2. Boy Meets World Meets Awkward Pubescent Teenager. BMW is one of those few programs that encapsulated all of the pre-teen and teenaged angst and portrayed it from a young person's point of view. We followed Cory Matthews for seven years and watched as he grew from a boy to a man and all of the roadblocks that popped up along the way. We learned that friendships get put through the wringer, but those that survive are the ones you were meant to keep. We found out that advice from adults isn't always condescending or patronizing, but can lead us to realize our potential. With the help of Cory's girlfriend -- and later to be wife -- his best friend, his family and the irreplaceable wisdom of Mr. Feeny, he survived it all. Eric's goofy nature, Shawn's rebellious attitude and Topanga's unyielding perseverance all made for the epitome of a "teen show." While it was predominately told from Cory's perspective, each character had a background and a history. (If you didn't know, a new spin-off series, Girl Meets World is set to air later this year!)

3. Ugly Betty In The Big Apple. One of my favorite previously aired shows, and one I find totally underrated, is the story of Betty Suarez. While she's already graduated from college, this series chronicles her life fresh out of school. In a business where the modern "standards of beauty" threaten her self-confidence, Betty finds a way to brush off her co-workers' snide comments and disapproving looks. She makes friends and alliances, as well as a few enemies -- to be expected. She lives at home with her proud-Hispanic father, her outgoing sister and her fashion-conscious nephew. They serve as both a support system and a reminder of where she comes from. The underlying messages of heritage, privilege and the modern work place all explore life after high school and college, but through the lens of innocent idealism.

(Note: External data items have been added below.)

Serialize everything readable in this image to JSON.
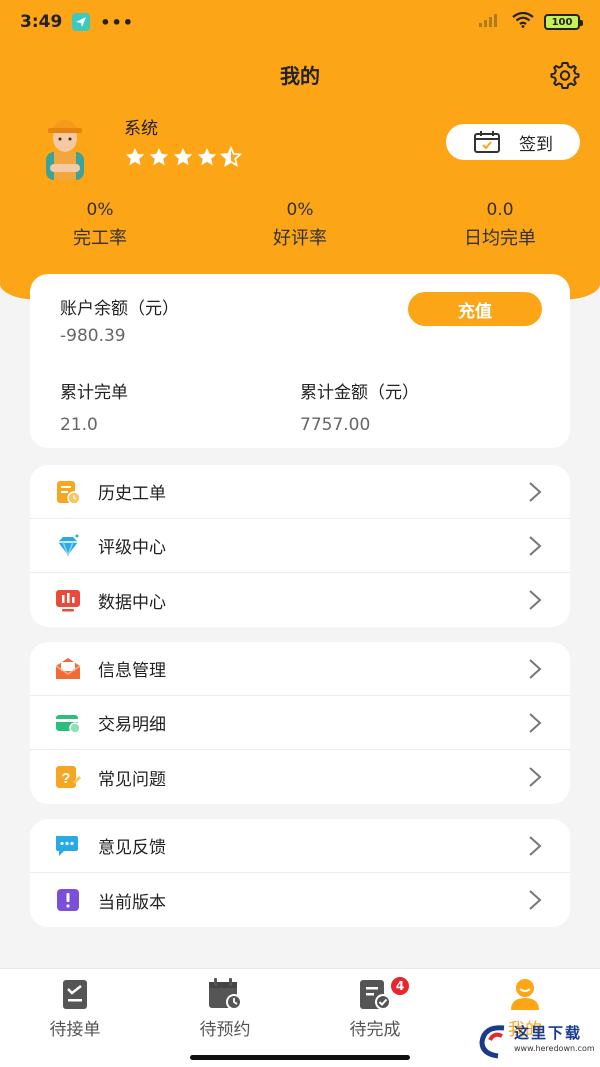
{
  "status_bar": {
    "time": "3:49",
    "dots": "•••",
    "battery": "100"
  },
  "header": {
    "title": "我的"
  },
  "profile": {
    "name": "系统",
    "rating": 4.5,
    "signin_label": "签到"
  },
  "stats": [
    {
      "value": "0%",
      "label": "完工率"
    },
    {
      "value": "0%",
      "label": "好评率"
    },
    {
      "value": "0.0",
      "label": "日均完单"
    }
  ],
  "account": {
    "balance_label": "账户余额（元）",
    "balance_value": "-980.39",
    "recharge_label": "充值",
    "total_orders_label": "累计完单",
    "total_orders_value": "21.0",
    "total_amount_label": "累计金额（元）",
    "total_amount_value": "7757.00"
  },
  "menu_groups": [
    {
      "items": [
        {
          "label": "历史工单",
          "icon": "history-orders-icon"
        },
        {
          "label": "评级中心",
          "icon": "diamond-icon"
        },
        {
          "label": "数据中心",
          "icon": "data-chart-icon"
        }
      ]
    },
    {
      "items": [
        {
          "label": "信息管理",
          "icon": "mail-icon"
        },
        {
          "label": "交易明细",
          "icon": "card-icon"
        },
        {
          "label": "常见问题",
          "icon": "question-icon"
        }
      ]
    },
    {
      "items": [
        {
          "label": "意见反馈",
          "icon": "feedback-icon"
        },
        {
          "label": "当前版本",
          "icon": "version-icon"
        }
      ]
    }
  ],
  "tabbar": {
    "items": [
      {
        "label": "待接单",
        "icon": "clipboard-check-icon"
      },
      {
        "label": "待预约",
        "icon": "calendar-clock-icon"
      },
      {
        "label": "待完成",
        "icon": "clipboard-done-icon",
        "badge": "4"
      },
      {
        "label": "我的",
        "icon": "person-icon"
      }
    ]
  },
  "watermark": {
    "text": "这里下载",
    "url": "www.heredown.com"
  },
  "colors": {
    "accent": "#fca516",
    "badge": "#e8262b"
  }
}
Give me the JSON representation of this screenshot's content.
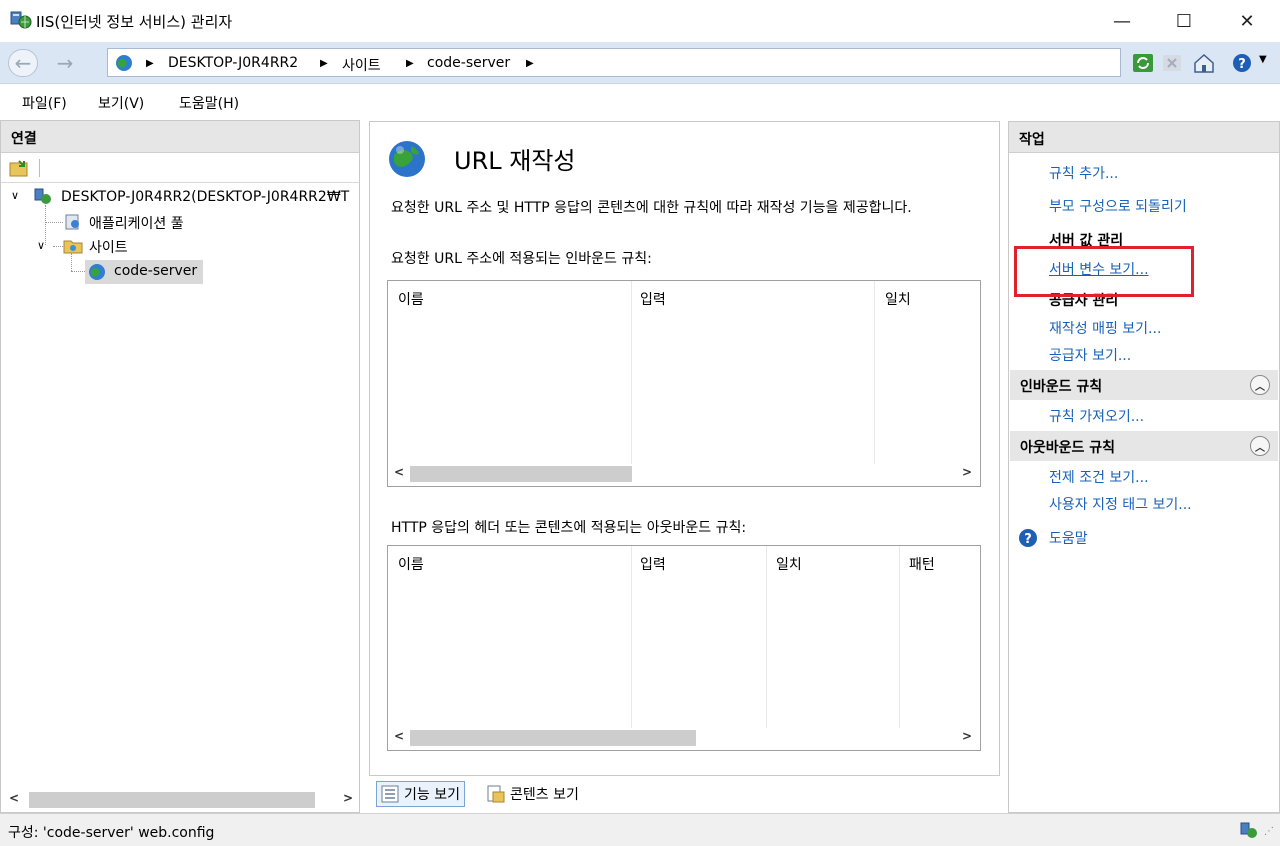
{
  "window": {
    "title": "IIS(인터넷 정보 서비스) 관리자",
    "minimize": "—",
    "maximize": "☐",
    "close": "✕"
  },
  "address": {
    "crumbs": [
      "DESKTOP-J0R4RR2",
      "사이트",
      "code-server"
    ]
  },
  "menu": {
    "file": "파일(F)",
    "view": "보기(V)",
    "help": "도움말(H)"
  },
  "connections": {
    "header": "연결",
    "tree": {
      "server": "DESKTOP-J0R4RR2(DESKTOP-J0R4RR2₩T",
      "app_pools": "애플리케이션 풀",
      "sites": "사이트",
      "site": "code-server"
    }
  },
  "feature": {
    "title": "URL 재작성",
    "description": "요청한 URL 주소 및 HTTP 응답의 콘텐츠에 대한 규칙에 따라 재작성 기능을 제공합니다.",
    "inbound_label": "요청한 URL 주소에 적용되는 인바운드 규칙:",
    "inbound_columns": [
      "이름",
      "입력",
      "일치"
    ],
    "outbound_label": "HTTP 응답의 헤더 또는 콘텐츠에 적용되는 아웃바운드 규칙:",
    "outbound_columns": [
      "이름",
      "입력",
      "일치",
      "패턴"
    ]
  },
  "tabs": {
    "features_view": "기능 보기",
    "content_view": "콘텐츠 보기"
  },
  "actions": {
    "header": "작업",
    "add_rule": "규칙 추가...",
    "revert_parent": "부모 구성으로 되돌리기",
    "server_values_title": "서버 값 관리",
    "view_server_vars": "서버 변수 보기...",
    "providers_title": "공급자 관리",
    "view_rewrite_maps": "재작성 매핑 보기...",
    "view_providers": "공급자 보기...",
    "inbound_section": "인바운드 규칙",
    "import_rules": "규칙 가져오기...",
    "outbound_section": "아웃바운드 규칙",
    "view_preconditions": "전제 조건 보기...",
    "view_custom_tags": "사용자 지정 태그 보기...",
    "help": "도움말"
  },
  "status": {
    "text": "구성: 'code-server' web.config"
  },
  "colors": {
    "link": "#1a62b8",
    "highlight": "#e0202a",
    "address_bar": "#dbe6f4"
  }
}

4. Glee And Their New Directions. When Glee first aired, I was hooked from the very first episode. Musicals were never my thing, but Glee made it clear that it was no High School Musical. Sure, it's your average band of misfits, but there was something different about this show... something extra unique -- and it wasn't just the spontaneous song and dance numbers. From Rachel Berry's devotion to musical theater, to Unique's ground-breaking revelation, there's something that speaks to millions of people. Eating disorders, teen pregnancy, untimely deaths (RIP Cory Monteith) and suicide attempts are just a few of the real-life issues Glee tackled head-on. Both the students and the adult's lives are given thorough story lines, all of which teeter on the edge of reality and the unbelievable. While the series may come to an end in the near future (creator Ryan Murphy has stated the next season will be its last) I'll carry the lessons I've learned from this show for years to come.

5. The Fosters, A Modern Family. In my last article, I talked about the major breakthrough in the show. It's only right that I include it on this list. The Fosters is not just a series about acceptance, but it's about finding family and the love that comes with it. Although I can't empathize with being in the foster care system, I can understand having two moms, as well as growing up in a multi-ethnic family. The Fosters never fail to express that Lena and Stef are just as caring, supportive and adoring as every other parent out there. The show also explores what it's like to be a child of divorce, having a parent with an addiction and having a parent in the prison system. Such topics are not handled lightly, but with great care and consideration. The Fosters examines the different hands of cards teenagers get dealt, and how they choose to play them. Sometimes we win, sometimes we lose and sometimes we fold.